Michael Bay seems to have recognized that the banter between Lawrence and Smith is a big reason why the first movie was such a success, and continues that banter throughout this film. One scene comes to mind immediately that really showcases this: when Marcus’ other daughter’s date shows up, Mike and Marcus really scare the crap out of him before he takes Marcus’ daughter out. The two of them are so comfortable with each other the scene comes off as totally impromptu, and really adds to their friendship on-screen.
The action sequences in Bad Boys II seem to try to outdo the action from the first film…and easily succeed. You can almost see the money it cost to make this film flying past the windows of the cars as they zoom by on-screen. The car chases are particularly spectacular, and rival the car chase sequences from The Rock (1996) as some of the best seen on-screen in a long time.
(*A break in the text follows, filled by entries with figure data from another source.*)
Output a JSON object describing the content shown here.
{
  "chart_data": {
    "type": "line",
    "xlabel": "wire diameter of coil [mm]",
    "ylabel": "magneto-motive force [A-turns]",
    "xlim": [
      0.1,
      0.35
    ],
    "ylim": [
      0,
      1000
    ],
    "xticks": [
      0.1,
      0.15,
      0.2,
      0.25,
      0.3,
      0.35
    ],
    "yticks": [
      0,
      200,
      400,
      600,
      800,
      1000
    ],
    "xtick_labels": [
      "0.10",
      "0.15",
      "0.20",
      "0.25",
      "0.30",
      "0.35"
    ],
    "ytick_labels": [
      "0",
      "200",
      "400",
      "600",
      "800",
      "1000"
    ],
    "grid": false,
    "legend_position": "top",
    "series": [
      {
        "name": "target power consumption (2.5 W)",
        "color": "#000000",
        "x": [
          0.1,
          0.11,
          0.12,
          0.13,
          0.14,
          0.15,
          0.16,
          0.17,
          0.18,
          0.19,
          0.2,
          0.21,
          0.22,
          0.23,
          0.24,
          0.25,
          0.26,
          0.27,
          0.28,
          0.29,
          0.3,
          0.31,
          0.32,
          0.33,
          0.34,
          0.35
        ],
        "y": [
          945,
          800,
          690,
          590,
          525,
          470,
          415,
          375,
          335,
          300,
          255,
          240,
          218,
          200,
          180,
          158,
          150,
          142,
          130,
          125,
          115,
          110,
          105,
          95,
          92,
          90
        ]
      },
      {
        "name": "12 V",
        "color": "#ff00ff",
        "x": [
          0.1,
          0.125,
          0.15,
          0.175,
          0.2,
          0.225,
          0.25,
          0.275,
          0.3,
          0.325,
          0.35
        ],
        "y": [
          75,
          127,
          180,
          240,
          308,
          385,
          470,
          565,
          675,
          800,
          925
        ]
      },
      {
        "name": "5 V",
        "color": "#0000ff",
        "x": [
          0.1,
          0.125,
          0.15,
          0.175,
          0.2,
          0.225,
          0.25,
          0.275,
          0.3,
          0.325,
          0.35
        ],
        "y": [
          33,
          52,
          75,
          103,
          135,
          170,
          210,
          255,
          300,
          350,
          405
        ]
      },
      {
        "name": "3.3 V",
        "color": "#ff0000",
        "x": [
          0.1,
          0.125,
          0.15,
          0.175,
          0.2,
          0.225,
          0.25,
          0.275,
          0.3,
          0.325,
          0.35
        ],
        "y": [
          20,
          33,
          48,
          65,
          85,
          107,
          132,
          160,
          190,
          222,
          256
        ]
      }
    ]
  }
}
Whether it’s cars (or even dead bodies) flying at the heroes, or the complete destruction of a small village worth of buildings, Michael Bay has a knack for keeping the audience focused on the characters even when it would be so easy to lose them in the midst of all the action. He really seems to be able to put the viewer directly into the action, and then keeps adding to what he’s throwing at you and the characters.
So, is Bad Boys II worth it? Well, have you seen the first film and were dying for a sequel? Did you want that sequel to be bigger in scope, and filled with so much action it’s about to burst? If so, then you won’t want to miss Bad Boys II on the big screen.